Hasen warns listeners that if the election is close, all tools—legal and extra-legal—may be used to contest the outcome, especially focusing on Pennsylvania, which has a history of election administration challenges (47:50-51:06).
Advice: Vote early, check status, avoid Election Day lines if possible—bank votes to shield results from chaos.
"The more people that can bank their votes now that’s like an insurance policy against all of this post-election mayhem that's possible." — Rick Hasen (50:34)
A Letter from a Dispirited Voter
Carol Anderson's Profound Reply (and Rallying Cry)
Anderson draws on the Black American historical struggle for the franchise, urging hope, strength, and persistence despite adversity.
"Imagine being enslaved and having virtually no control over your life ... but you say, son, you don't know my name. ... Hope is powerful. It is without hope that the abusers win. ... We get the America we deserve. We get the democracy we deserve." — Carol Anderson (53:24-57:28)
Rick Hasen’s Closing Affirmation
On White Supremacy and Strategy:
“He puts a kilo of pure, uncut white supremacy on the table and has his minions just snort it up ... while everything around them is being destroyed.” — Carol Anderson (15:37)
On Trump’s Election Rhetoric:
“I think he’s objecting to mail-in ballots that are sent in by people who don’t vote for him.” — Rick Hasen (18:44)
On Voter Suppression Tactics:
“A key element of voter suppression is voter depression.” — Carol Anderson (24:01)
On the DOJ:
“What Barr is doing is downright dangerous ... the Department of Justice [is] one of the great impediments to voting rights.” — Rick Hasen (46:08)
On Hope and Democracy:
“Hope is powerful. It is without hope that the abusers win. ... We get the America we deserve. We get the democracy we deserve." — Carol Anderson (55:16, 57:00)
The episode balances alarm at ongoing and potential threats to American democracy with deeply rooted hope and a call for action, particularly recognizing the historic resilience of marginalized communities. There is intellectual rigor, moments of despair, flashes of mordant humor (“Grifters, tramps and thieves” – 37:46), and finally, a fervent insistence that hope, community, and persistent action can overcome manipulation and abuse.
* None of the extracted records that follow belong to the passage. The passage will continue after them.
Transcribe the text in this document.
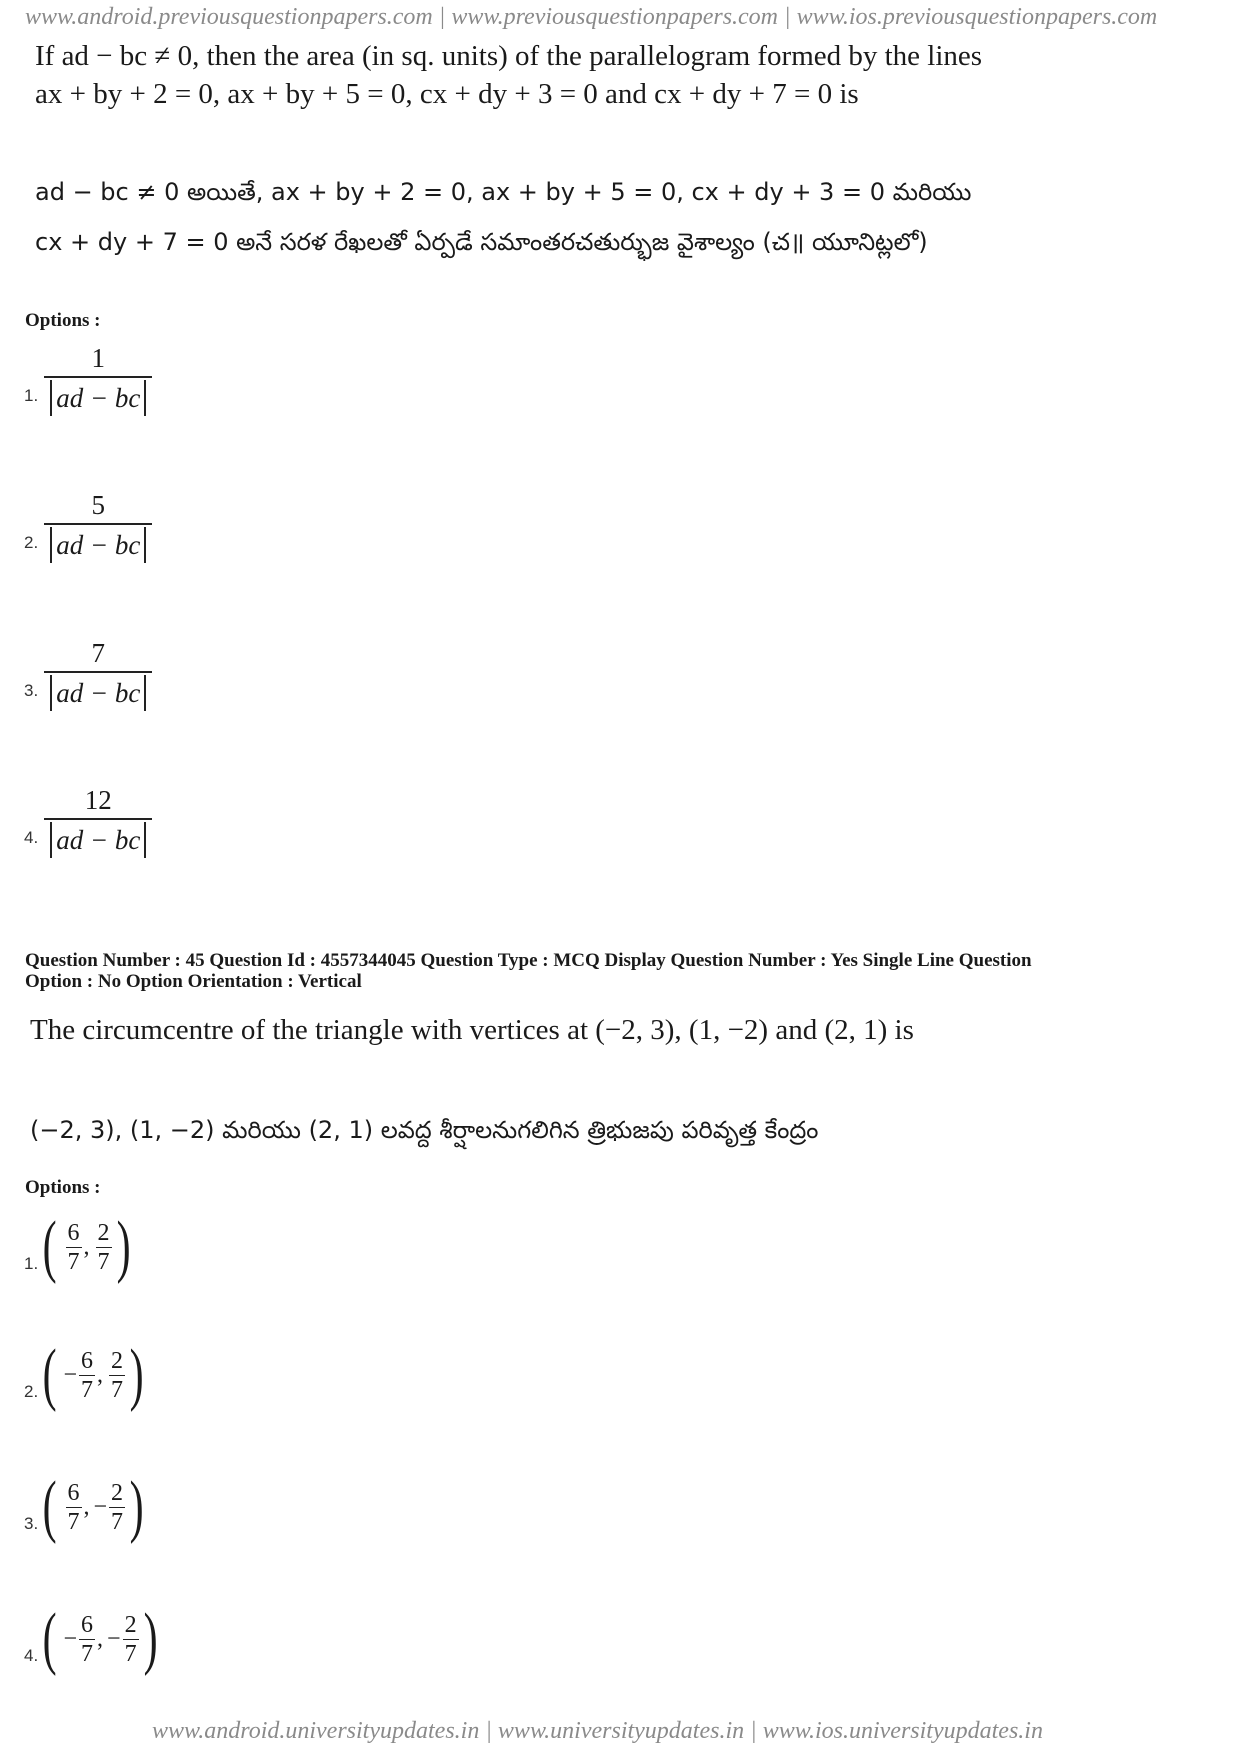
www.android.previousquestionpapers.com | www.previousquestionpapers.com | www.ios.previousquestionpapers.com
If ad − bc ≠ 0, then the area (in sq. units) of the parallelogram formed by the lines
ax + by + 2 = 0, ax + by + 5 = 0, cx + dy + 3 = 0 and cx + dy + 7 = 0 is
ad − bc ≠ 0 అయితే, ax + by + 2 = 0, ax + by + 5 = 0, cx + dy + 3 = 0 మరియు
cx + dy + 7 = 0 అనే సరళ రేఖలతో ఏర్పడే సమాంతరచతుర్భుజ వైశాల్యం (చ॥ యూనిట్లలో)
Options :
1. $\frac{1}{ad - bc}$
2. $\frac{5}{ad - bc}$
3. $\frac{7}{ad - bc}$
4. $\frac{12}{ad - bc}$
Question Number : 45 Question Id : 4557344045 Question Type : MCQ Display Question Number : Yes Single Line Question
Option : No Option Orientation : Vertical
The circumcentre of the triangle with vertices at (−2, 3), (1, −2) and (2, 1) is
(−2, 3), (1, −2) మరియు (2, 1) లవద్ద శీర్షాలనుగలిగిన త్రిభుజపు పరివృత్త కేంద్రం
Options :
1. ( $\frac{6}{7}$ , $\frac{2}{7}$ )
2. ( − $\frac{6}{7}$ , $\frac{2}{7}$ )
3. ( $\frac{6}{7}$ , − $\frac{2}{7}$ )
4. ( − $\frac{6}{7}$ , − $\frac{2}{7}$ )
www.android.universityupdates.in | www.universityupdates.in | www.ios.universityupdates.in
This episode is essential listening for anyone wondering how race, law, COVID, and misinformation collide in the 2020 election, and how individuals can respond. The legal explanations are clear for a lay audience, while Carol Anderson’s history-informed perspective and Rick Hasen’s legal insights together provide both a warning and a roadmap for those fighting for democracy in a time of crisis.